The Gophers, meanwhile, have yet to announce whether veteran Tanner Morgan of former Iowa target Athan Kaliakmanis will start under center. Kaliakmanis has given the Gopher offense an additional running threat in relief of the injured Morgan, but has seriously struggled as a passer, completing only 46.6% of his attempts for one touchdown and three interceptions. While Minnesota has an excellent receiving tight end in Brevyn Spann-Ford, the team’s receiving corps has been uninspiring since Chris Autman-Bell was lost to injury earlier in the season and should struggle to gain separation against an Iowa secondary that is playing as well as any in the country.
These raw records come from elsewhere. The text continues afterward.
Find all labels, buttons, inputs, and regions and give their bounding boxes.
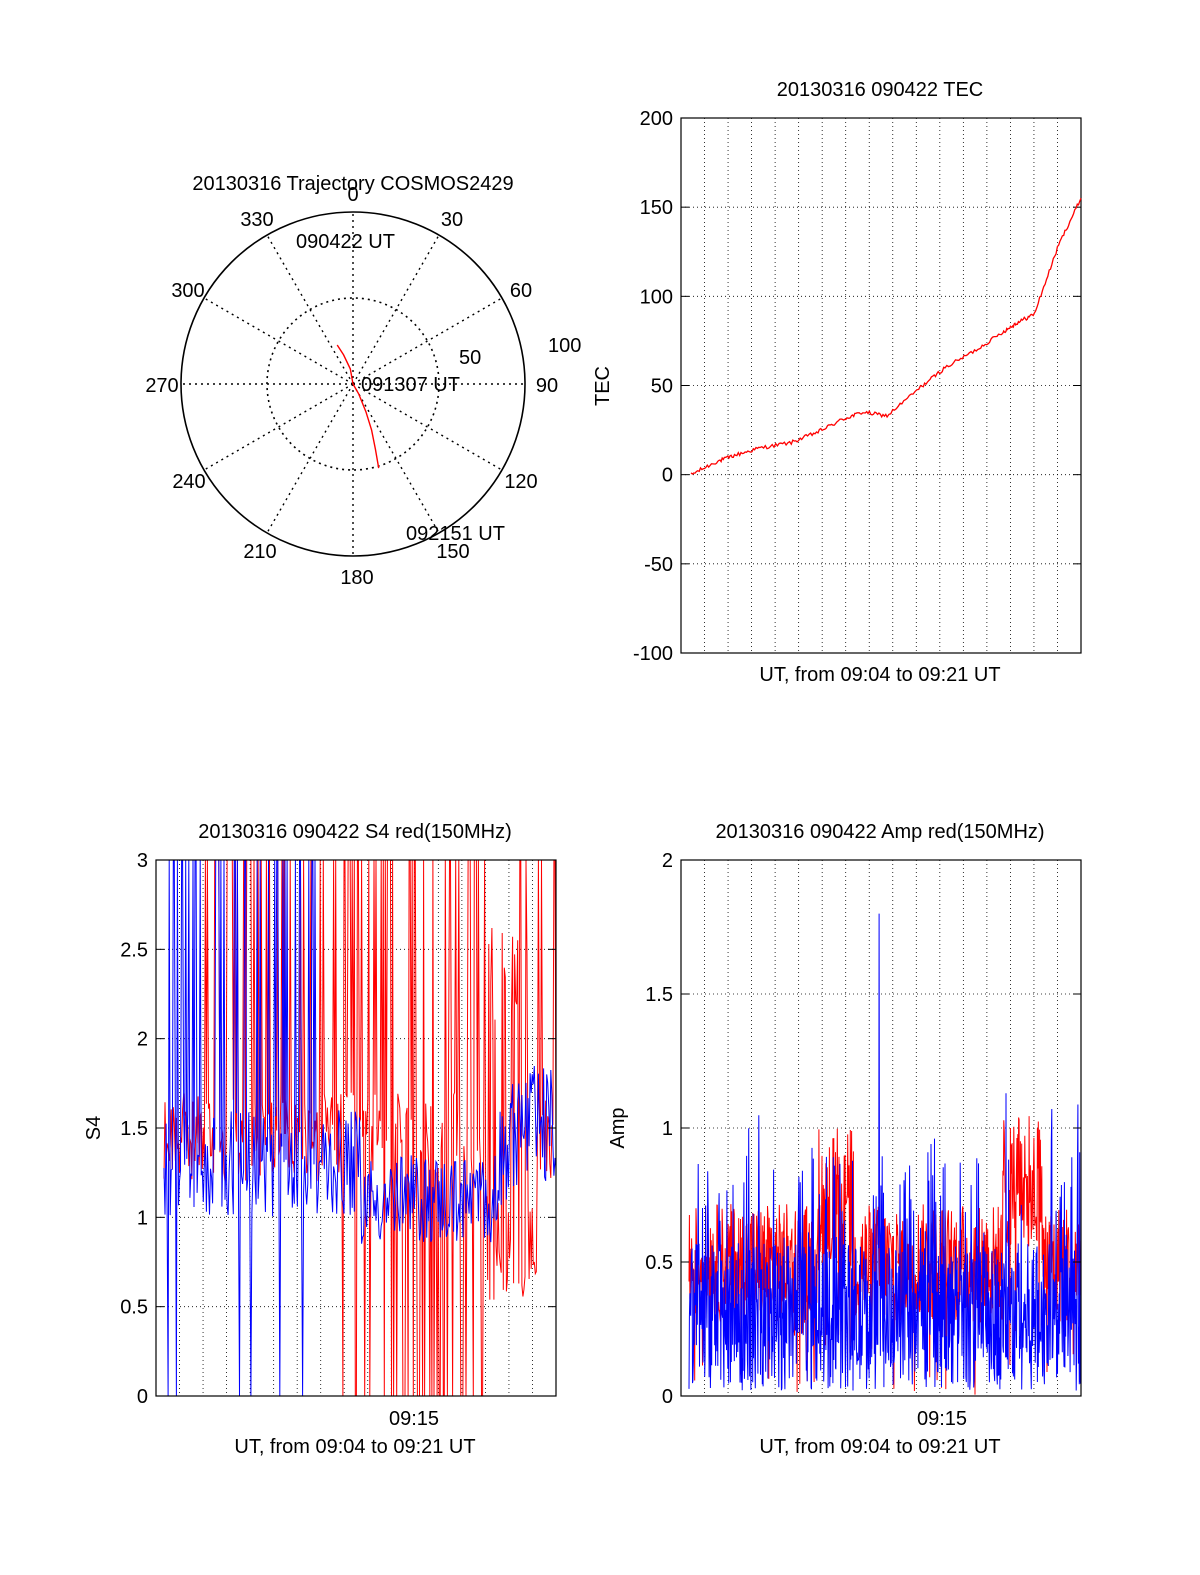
s4-panel: 20130316 090422 S4 red(150MHz) 0 0.5 1 1.5 2… bbox=[83, 821, 557, 1458]
azimuth-label-90: 90 bbox=[536, 375, 558, 397]
radial-label-50: 50 bbox=[459, 347, 481, 369]
amp-ytick-label: 0.5 bbox=[645, 1252, 673, 1274]
mid-time-annotation: 091307 UT bbox=[361, 374, 460, 396]
amp-ytick-label: 0 bbox=[662, 1386, 673, 1408]
tec-xlabel: UT, from 09:04 to 09:21 UT bbox=[759, 664, 1000, 686]
amp-ytick-label: 1.5 bbox=[645, 984, 673, 1006]
amp-blue-series bbox=[688, 913, 1082, 1391]
azimuth-label-30: 30 bbox=[441, 209, 463, 231]
polar-trajectory-panel: 20130316 Trajectory COSMOS2429 0 30 60 90 12… bbox=[145, 173, 581, 589]
polar-spoke-60 bbox=[352, 297, 503, 385]
polar-spoke-150 bbox=[352, 383, 440, 534]
tec-panel: 20130316 090422 TEC -100-50050100150200 … bbox=[592, 79, 1082, 686]
polar-spoke-240 bbox=[203, 383, 354, 471]
s4-blue-series bbox=[163, 859, 557, 1397]
azimuth-label-270: 270 bbox=[145, 375, 178, 397]
tec-series-line bbox=[690, 198, 1082, 475]
s4-ytick-label: 1.5 bbox=[120, 1118, 148, 1140]
tec-ytick-label: -50 bbox=[644, 554, 673, 576]
s4-xtick-0915: 09:15 bbox=[389, 1408, 439, 1430]
s4-ytick-label: 0 bbox=[137, 1386, 148, 1408]
tec-ytick-label: -100 bbox=[633, 643, 673, 665]
azimuth-label-150: 150 bbox=[436, 541, 469, 563]
azimuth-label-330: 330 bbox=[240, 209, 273, 231]
s4-ytick-label: 1 bbox=[137, 1207, 148, 1229]
polar-spoke-330 bbox=[266, 234, 354, 385]
tec-title: 20130316 090422 TEC bbox=[777, 79, 983, 101]
trajectory-line bbox=[336, 344, 380, 469]
s4-xlabel: UT, from 09:04 to 09:21 UT bbox=[234, 1436, 475, 1458]
s4-ytick-label: 2.5 bbox=[120, 939, 148, 961]
azimuth-label-300: 300 bbox=[171, 280, 204, 302]
azimuth-label-0: 0 bbox=[347, 184, 358, 206]
s4-ytick-label: 0.5 bbox=[120, 1297, 148, 1319]
tec-ytick-label: 0 bbox=[662, 465, 673, 487]
amp-panel: 20130316 090422 Amp red(150MHz) 0 0.5 1 1.5… bbox=[607, 821, 1082, 1458]
radial-label-100: 100 bbox=[548, 335, 581, 357]
azimuth-label-240: 240 bbox=[172, 471, 205, 493]
s4-title: 20130316 090422 S4 red(150MHz) bbox=[198, 821, 512, 843]
azimuth-label-120: 120 bbox=[504, 471, 537, 493]
s4-ytick-label: 3 bbox=[137, 850, 148, 872]
amp-ylabel: Amp bbox=[607, 1107, 629, 1148]
polar-spoke-30 bbox=[352, 234, 440, 385]
polar-spoke-120 bbox=[352, 383, 503, 471]
amp-xlabel: UT, from 09:04 to 09:21 UT bbox=[759, 1436, 1000, 1458]
polar-title: 20130316 Trajectory COSMOS2429 bbox=[192, 173, 513, 195]
tec-ylabel: TEC bbox=[592, 366, 614, 406]
s4-ytick-label: 2 bbox=[137, 1029, 148, 1051]
amp-ytick-label: 1 bbox=[662, 1118, 673, 1140]
polar-outer-circle bbox=[180, 211, 526, 557]
azimuth-label-180: 180 bbox=[340, 567, 373, 589]
polar-spoke-210 bbox=[266, 383, 354, 534]
azimuth-label-60: 60 bbox=[510, 280, 532, 302]
end-time-annotation: 092151 UT bbox=[406, 523, 505, 545]
tec-ytick-label: 50 bbox=[651, 376, 673, 398]
start-time-annotation: 090422 UT bbox=[296, 231, 395, 253]
tec-ytick-label: 200 bbox=[640, 108, 673, 130]
amp-ytick-label: 2 bbox=[662, 850, 673, 872]
tec-ytick-label: 100 bbox=[640, 286, 673, 308]
s4-ylabel: S4 bbox=[83, 1116, 105, 1140]
azimuth-label-210: 210 bbox=[243, 541, 276, 563]
amp-title: 20130316 090422 Amp red(150MHz) bbox=[715, 821, 1044, 843]
tec-ytick-label: 150 bbox=[640, 197, 673, 219]
polar-spoke-300 bbox=[203, 297, 354, 385]
amp-xtick-0915: 09:15 bbox=[917, 1408, 967, 1430]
If Iowa manages to take away the Gopher run game and keep Kaliakmanis in the pocket, there is reason to question whether Minnesota will be able to move the ball through the air, particularly if the Hawkeyes can build a lead late and force the Gophers to become pass dependent.

3. Can Iowa find a way to win on 3rd down?
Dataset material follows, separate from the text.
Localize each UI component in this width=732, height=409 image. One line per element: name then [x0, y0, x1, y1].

If there is one area where the Gophers thrive on both sides of the ball, it is performing at a high level on third down. Minnesota’s offense boasts the nation’s best third down conversion rate with a whopping 55.56%, while its defense is allowing the second lowest success rate on third down at only 25.41%.

Offensively, Minnesota moves the chains at a high rate by winning on early downs and putting the offense in a position to convert on third and short. The team’s power success rate (the percentage of runs on third or fourth down, two yards or less to go, that achieved a first down or touchdown) is an impressive 90.9%, the 3rd best in the country. Iowa’s defense has generally been solid on third down this year (the Hawks are allowing opponents to convert only 31.06% of the time) but will be tested against a maddeningly efficient Gopher offense if they fail to produce negative plays on first or second down. Meanwhile, Minnesota’s defense will face a Hawkeye team that has been absolutely atrocious on third down, converting on a woeful 28.99% of attempts and trailing only Georgia Tech for the worst success rate in the Power Five. Freshman running back Kaleb Johnson has shown a real nose for the first down marker this season, but Iowa will need to avoid stalling out on early downs if they hope to put the ball in Johnson’s hands on conversion attempts in this game. If the Hawkeyes can create third and short opportunities which force the defense to choose between selling out against the run or shadowing reliable third down targets Sam LaPorta or Nico Ragaini, Iowa may have a fighting chance to keep its drives alive. Otherwise, expect the team’s difficulties on third down (and, by extension, its struggles sustaining drives) to continue against the Gophers.